There was a J-shaped relationship between BMI categories and the crude (unadjusted) incidence of the primary outcome and worsening HF events. The crude incidence of both outcomes was lowest in the overweight category and increased with increasing BMI category above this, driven by an increasing incidence of worsening HF events (Table 2, Figures 1 and 2). The relationship between BMI category and cardiovascular and all-cause death was different, with the lowest crude rates among patients with Class III obesity (Table 2, Figures 1 and 2).
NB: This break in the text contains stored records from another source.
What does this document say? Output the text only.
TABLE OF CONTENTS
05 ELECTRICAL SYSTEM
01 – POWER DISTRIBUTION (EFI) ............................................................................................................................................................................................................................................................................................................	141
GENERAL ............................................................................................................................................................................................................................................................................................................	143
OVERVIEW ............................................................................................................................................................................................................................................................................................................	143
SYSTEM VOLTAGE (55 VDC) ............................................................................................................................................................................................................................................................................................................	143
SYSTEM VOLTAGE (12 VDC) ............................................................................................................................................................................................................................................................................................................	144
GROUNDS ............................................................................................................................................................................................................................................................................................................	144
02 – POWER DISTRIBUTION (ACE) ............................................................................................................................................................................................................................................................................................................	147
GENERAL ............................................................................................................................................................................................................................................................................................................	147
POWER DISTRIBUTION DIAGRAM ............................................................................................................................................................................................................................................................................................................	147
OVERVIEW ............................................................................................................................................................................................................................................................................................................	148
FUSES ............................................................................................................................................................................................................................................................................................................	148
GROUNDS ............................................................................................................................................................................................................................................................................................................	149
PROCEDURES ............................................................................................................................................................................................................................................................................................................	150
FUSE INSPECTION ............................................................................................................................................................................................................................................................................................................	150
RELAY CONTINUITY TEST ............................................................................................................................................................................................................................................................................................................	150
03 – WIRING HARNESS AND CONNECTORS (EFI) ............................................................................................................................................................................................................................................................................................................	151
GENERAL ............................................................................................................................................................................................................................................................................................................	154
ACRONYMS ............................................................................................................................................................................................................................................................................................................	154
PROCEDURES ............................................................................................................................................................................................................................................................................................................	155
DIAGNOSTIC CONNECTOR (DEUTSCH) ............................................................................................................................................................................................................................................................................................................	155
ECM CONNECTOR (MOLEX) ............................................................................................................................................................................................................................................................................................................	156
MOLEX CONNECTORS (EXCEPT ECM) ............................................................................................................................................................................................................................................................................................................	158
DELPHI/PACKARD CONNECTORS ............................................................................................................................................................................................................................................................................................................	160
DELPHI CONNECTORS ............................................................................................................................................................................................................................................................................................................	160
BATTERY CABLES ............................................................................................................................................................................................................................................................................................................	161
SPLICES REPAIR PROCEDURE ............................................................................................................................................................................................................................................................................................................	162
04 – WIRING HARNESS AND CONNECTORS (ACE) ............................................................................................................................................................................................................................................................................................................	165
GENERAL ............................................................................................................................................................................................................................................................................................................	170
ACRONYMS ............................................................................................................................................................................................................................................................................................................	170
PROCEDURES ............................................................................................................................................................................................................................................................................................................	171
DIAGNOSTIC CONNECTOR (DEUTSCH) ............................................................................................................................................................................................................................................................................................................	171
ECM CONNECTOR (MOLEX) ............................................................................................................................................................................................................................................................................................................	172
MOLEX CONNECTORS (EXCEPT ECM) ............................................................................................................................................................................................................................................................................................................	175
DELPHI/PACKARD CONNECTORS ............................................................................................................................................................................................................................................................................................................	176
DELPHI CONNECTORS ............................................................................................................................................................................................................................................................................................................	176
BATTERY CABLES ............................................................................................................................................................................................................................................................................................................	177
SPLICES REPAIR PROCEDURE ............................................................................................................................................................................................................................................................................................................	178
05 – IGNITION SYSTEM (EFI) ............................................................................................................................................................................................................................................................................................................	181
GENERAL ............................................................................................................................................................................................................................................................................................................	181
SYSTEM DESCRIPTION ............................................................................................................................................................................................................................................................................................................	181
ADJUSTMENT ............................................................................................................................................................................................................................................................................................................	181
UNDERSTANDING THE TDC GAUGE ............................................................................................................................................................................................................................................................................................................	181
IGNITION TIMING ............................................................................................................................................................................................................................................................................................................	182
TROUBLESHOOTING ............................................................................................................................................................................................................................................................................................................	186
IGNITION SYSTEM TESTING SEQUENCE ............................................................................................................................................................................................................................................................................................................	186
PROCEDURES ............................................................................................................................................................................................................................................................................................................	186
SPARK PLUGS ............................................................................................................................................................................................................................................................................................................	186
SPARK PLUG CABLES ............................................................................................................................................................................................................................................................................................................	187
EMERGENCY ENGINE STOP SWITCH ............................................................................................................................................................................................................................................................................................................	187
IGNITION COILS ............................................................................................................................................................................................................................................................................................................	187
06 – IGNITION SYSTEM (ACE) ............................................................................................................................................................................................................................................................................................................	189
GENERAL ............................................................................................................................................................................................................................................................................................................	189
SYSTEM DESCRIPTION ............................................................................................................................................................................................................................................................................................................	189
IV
Examination of BMI as a continuous variable confirmed these patterns.
Table 2.
Outcomes according to body mass index category
Normal weight (n = 1343) | Overweight (n = 2073) | Obesity Class I (n = 1574) | Obesity Class II (n = 798) | Obesity Class III (n = 415) | |
---|---|---|---|---|---|
Primary outcome | |||||
N (%) | 233 (17.4) | 331 (16.0) | 298 (18.9) | 154 (19.3) | 92 (22.2) |
Rate (95% CI) | 8.7 (7.6–9.9) | 7.7 (6.9–8.6) | 9.1 (8.1–10.2) | 9.2 (7.9–10.8) | 11.0 (9.0–13.6) |
Unadjusted (95% CI)a | 1.17 (0.99–1.38) | REF | 1.16 (0.99–1.36) | 1.15 (0.95–1.39) | 1.37 (1.09–1.73) |
Additional adjustmentb (95% CI) | 1.12 (0.94–1.34) | REF | 1.21 (1.03–1.43) | 1.26 (1.03–1.54) | 1.68 (1.32–2.15) |
Worsening heart failure event | |||||
N (%) | 163 (12.1) | 227 (11.0) | 234 (14.9) | 122 (15.3) | 72 (17.4) |
Rate (95% CI) | 6.1 (5.2–7.1) | 5.3 (4.6–6.0) | 7.1 (6.3–8.1) | 7.3 (6.1–8.7) | 8.6 (6.9–10.9) |
Unadjusted (95% CI)a | 1.19 (0.97–1.45) | REF | 1.33 (1.11–1.60) | 1.34 (1.07–1.67) | 1.57 (1.20–2.04) |
Additional adjustmentb (95% CI) | 1.07 (0.86–1.32) | REF | 1.42 (1.17–1.71) | 1.48 (1.18–1.87) | 1.94 (1.47–2.57) |
Cardiovascular death | |||||
N (%) | 125 (9.3) | 149 (7.2) | 110 (7.0) | 67 (8.4) | 29 (7.0) |
Rate (95% CI) | 4.4 (3.7–5.2) | 3.3 (2.8–3.8) | 3.1 (2.6–3.7) | 3.7 (2.9–4.7) | 3.1 (2.2–4.5) |
Unadjusted (95% CI)a | 1.39 (1.09–1.76) | REF | 0.93 (0.72–1.19) | 1.09 (0.81–1.45) | 0.92 (0.62–1.38) |
Additional adjustmentb (95% CI) | 1.48 (1.15–1.90) | REF | 0.98 (0.76–1.26) | 1.27 (0.94–1.71) | 1.25 (0.82–1.89) |
All-cause death | |||||
N (%) | 239 (17.8) | 325 (15.7) | 255 (16.2) | 125 (15.7) | 63 (15.2) |
Rate (95% CI) | 8.4 (7.4–9.5) | 7.1 (6.4–7.9) | 7.2 (6.3–8.1) | 6.8 (5.7–8.2) | 6.8 (5.3–8.7) |
Unadjusted (95% CI)a | 1.29 (1.02–1.43) | REF | 0.99 (0.84–1.16) | 0.93 (0.75–1.14) | 0.92 (0.70–1.20) |
Additional adjustmentb (95% CI) | 1.29 (1.08–1.54) | REF | 1.03 (0.87–1.21) | 1.05 (0.85–1.30) | 1.21 (0.92–1.61) |
Total heart failure hospitalizations and cardiovascular deaths | |||||
No | 385 | 511 | 514 | 283 | 155 |
Rate (95% CI) | 13.6 (11.7–15.8) | 11.2 (9.9–12.8) | 14.5 (12.6–16.8) | 15.6 (12.9–18.9) | 16.8 (13.4–21.3) |
Unadjusted (95% CI)a | 1.25 (1.02–1.53) | REF | 1.26 (1.04–1.53) | 1.33 (1.05–1.67) | 1.42 (1.09–1.85) |
Additional adjustmentb (95% CI) | 1.14 (0.94–1.39) | REF | 1.35 (1.11–1.64) | 1.52 (1.21–1.91) | 1.83 (1.38–2.41) |
Rates are given per 100 patient-years.
Baseline model adjusted for randomized treatment and stratified by diabetes status.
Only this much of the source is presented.